Signature Dominates Sympathy Card

***



Medicine

So that when I discuss with you
my idea of empathy, I am really

stepping into a clinic, the walls
white or off-white, waking vaguely

to color, finding myself hurting
somewhere, like it’s no accident to be here,

that whatever happened should bring me back
not to regret, but to the stain of blood.

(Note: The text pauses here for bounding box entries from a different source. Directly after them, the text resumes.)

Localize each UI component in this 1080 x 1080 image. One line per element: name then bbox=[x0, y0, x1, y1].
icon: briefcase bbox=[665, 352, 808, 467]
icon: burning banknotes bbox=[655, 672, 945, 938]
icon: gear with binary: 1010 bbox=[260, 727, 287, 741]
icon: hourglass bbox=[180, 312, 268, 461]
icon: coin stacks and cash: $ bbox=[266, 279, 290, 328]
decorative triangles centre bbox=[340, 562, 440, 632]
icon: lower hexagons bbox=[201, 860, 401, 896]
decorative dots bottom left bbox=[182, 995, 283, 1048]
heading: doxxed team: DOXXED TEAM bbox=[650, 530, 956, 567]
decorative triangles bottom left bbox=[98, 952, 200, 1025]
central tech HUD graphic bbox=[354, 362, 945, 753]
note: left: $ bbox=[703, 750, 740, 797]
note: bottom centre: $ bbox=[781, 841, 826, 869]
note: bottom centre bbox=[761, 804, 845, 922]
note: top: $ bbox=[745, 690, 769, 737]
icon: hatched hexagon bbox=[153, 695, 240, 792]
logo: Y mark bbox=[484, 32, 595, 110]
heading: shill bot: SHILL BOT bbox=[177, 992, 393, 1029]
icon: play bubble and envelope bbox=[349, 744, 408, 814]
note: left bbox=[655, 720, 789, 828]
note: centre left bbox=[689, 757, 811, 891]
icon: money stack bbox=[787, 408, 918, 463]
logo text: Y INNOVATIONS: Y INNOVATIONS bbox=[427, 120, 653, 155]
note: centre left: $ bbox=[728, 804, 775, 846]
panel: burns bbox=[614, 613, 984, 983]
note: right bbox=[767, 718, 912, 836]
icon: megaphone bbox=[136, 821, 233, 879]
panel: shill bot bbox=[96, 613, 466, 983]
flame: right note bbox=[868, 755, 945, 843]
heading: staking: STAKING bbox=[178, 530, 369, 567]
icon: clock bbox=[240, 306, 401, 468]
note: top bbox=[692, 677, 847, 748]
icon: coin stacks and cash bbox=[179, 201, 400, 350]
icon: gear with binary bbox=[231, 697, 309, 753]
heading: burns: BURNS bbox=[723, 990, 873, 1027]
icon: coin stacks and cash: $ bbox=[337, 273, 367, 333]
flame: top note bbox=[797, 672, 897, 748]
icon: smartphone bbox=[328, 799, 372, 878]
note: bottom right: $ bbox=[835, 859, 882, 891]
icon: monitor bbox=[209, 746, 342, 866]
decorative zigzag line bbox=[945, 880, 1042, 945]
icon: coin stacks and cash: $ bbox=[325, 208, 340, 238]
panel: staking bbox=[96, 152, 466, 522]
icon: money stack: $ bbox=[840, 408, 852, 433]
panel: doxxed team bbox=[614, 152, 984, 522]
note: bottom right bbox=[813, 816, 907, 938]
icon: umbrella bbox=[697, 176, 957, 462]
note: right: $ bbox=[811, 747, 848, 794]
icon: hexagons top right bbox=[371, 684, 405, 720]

That I can comprehend; looking at myself
beside my body, playing doctor examining

a patient, feeling for my own pulse. And if I
should stop by some morgue, it is because

when I beat my chest, it should be out of triumph,
and incidentally, I’ve given up on electricity

or gambling, definitely on sleeping
with other women, preferring instead

to focus on the slow, diminishing light
that confounds and readies my mind

for forgetting, like sealed inside a coffin,
I am now descending into the future

tombstone, the irregular visits
and wilted flowers and rain and years.

That all I really want is to lie down
underground, free from the things

the living do, like breathing or loving.
So don’t feel bad that I cannot talk

as much as these cooing nurses,
nor my children, slumped on the bed,

saying no, all the while I am trying
to say don’t cry, look, see how I die.

For Jem

***

Phillipines


So that if we alter the spelling, say,
Phillipines, it might just sound biblical,
ready for war in some chapters only
resolvable with God’s grand mediation,
somewhere proximate to the digging
that persists on the margins. Exegeses,
they call it, though it sounds too Greek,
too final. Yet with the scrutiny comes
real value: a heeding governed not by
Romans, but by liberation and post-

script: the letter hurriedly sent because
it’s too urgent, modern, so email.
So that when someone says it’s time
to move, that’s really saying submit
yourself to the language, rely on nouns
and the now brimming voices speaking
in tongues—local and blessed and
totally, inviolably official. A testament
to change. To true glory and precedents.